Pelaku Usaha Mikro dan Kecil (UMK)
Batas waktu terakhir adalah 18 Oktober 2026. Ini adalah tenggat yang tidak bisa ditawar. Mulai tanggal itu, produk makanan dan minuman dari UMK yang belum bersertifikat halal tidak boleh beredar.
Produk Impor
Untuk produk dari luar negeri, ketentuan wajib halal paling lambat 17 Oktober 2026, dengan mempertimbangkan kerja sama saling pengakuan sertifikat halal antarnegara.
Kabar Baik: Sertifikasi Halal GRATIS untuk UMKM
Pemerintah tidak tinggal diam. Untuk membantu pelaku UMKM, program sertifikasi halal gratis (Sehati) telah disediakan. Batas waktu pendaftaran hingga 18 Oktober 2026.
Persyaratan yang Harus Dipenuhi:
-
Memiliki Nomor Induk Berusaha (NIB) untuk skala mikro dan kecil
-
KTP
-
Nomor WhatsApp aktif
-
Email aktif
-
Produk yang diajukan tidak berisiko dan tidak menggunakan bahan berbahaya
-
Bahan yang digunakan telah dipastikan kehalalannya
-
Proses produksi sederhana, bebas kontaminasi najis dan bahan non-halal
Penting: Jika produk Anda menggunakan bahan daging, wajib berasal dari rumah potong hewan yang sudah memiliki sertifikat halal.
Cara Mendaftar:
Pendaftaran dilakukan secara online melalui sistem SIHALAL dengan mekanisme pernyataan mandiri. Anda akan didampingi oleh Pendamping Proses Produk Halal (PPPH) selama proses verifikasi.
Konsekuensi Jika Tidak Bersertifikat Halal
Kepala BPJPH memberikan peringatan tegas: “Tahun depan wajib halal. Kalau tidak bersertifikat halal artinya ilegal. Sesederhana itu dalam rangka mengertinya”.
Apa maksudnya? Setelah 18 Oktober 2026, produk makanan dan minuman slot bonus yang beredar tanpa sertifikat halal akan dianggap melanggar hukum.
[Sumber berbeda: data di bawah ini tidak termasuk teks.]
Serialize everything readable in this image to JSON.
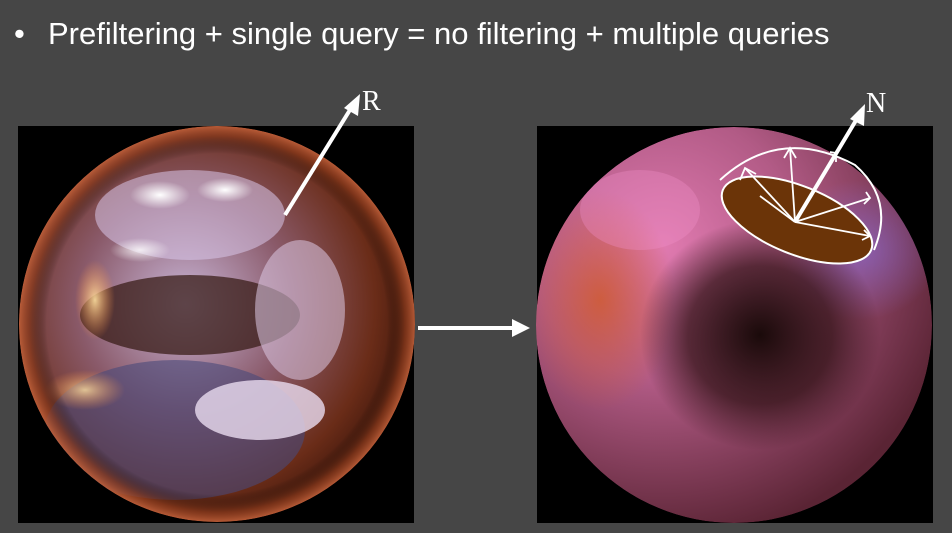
{
  "slide": {
    "bullet_symbol": "•",
    "bullet_text": "Prefiltering + single query = no filtering + multiple queries"
  },
  "diagram": {
    "left_panel": {
      "name": "mirror-sphere-environment-map",
      "vector_label": "R"
    },
    "right_panel": {
      "name": "prefiltered-diffuse-sphere",
      "vector_label": "N"
    },
    "colors": {
      "background": "#464646",
      "arrow": "#ffffff",
      "hemisphere_base": "#6b3408"
    }
  }
}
Konsekuensinya bisa berupa:
-
Sanksi administratif
-
Penarikan produk dari peredaran
-
Tindakan hukum sesuai ketentuan yang berlaku
Untuk menghindari risiko ini, jangan tunda lagi. Mulai urus sertifikat halal Anda sekarang.
Mengapa Sertifikasi Halal Menguntungkan Bisnis Anda?
1. Meningkatkan Kepercayaan Konsumen
Sertifikasi halal memberikan jaminan bahwa produk Anda aman, bersih, dan proses produksinya transparan. Ini membangun kepercayaan, tidak hanya dari konsumen Muslim, tetapi juga dari semua kalangan yang peduli pada kualitas.
2. Memperluas Pasar
Dengan sertifikat halal, produk Anda bisa masuk ke berbagai saluran distribusi yang mewajibkan sertifikasi ini, seperti ritel modern, hotel, restoran, katering, hingga sektor pariwisata.
3. Meningkatkan Daya Saing
Di era global, halal telah menjadi standar internasional yang berkaitan erat dengan kualitas, kesehatan, kebersihan, keamanan produk, dan transparansi proses produksi. Produk bersertifikat lebih mudah bersaing, baik di pasar lokal maupun ekspor.
4. Mendukung Sektor Pariwisata
Kota-kota wisata seperti Yogyakarta menyadari betul pentingnya sertifikasi halal. Sebagai kota tujuan wisata dengan mayoritas wisatawan Muslim, sertifikasi halal menjadi legalitas dasar yang menjamin kenyamanan wisatawan dalam memilih produk kuliner.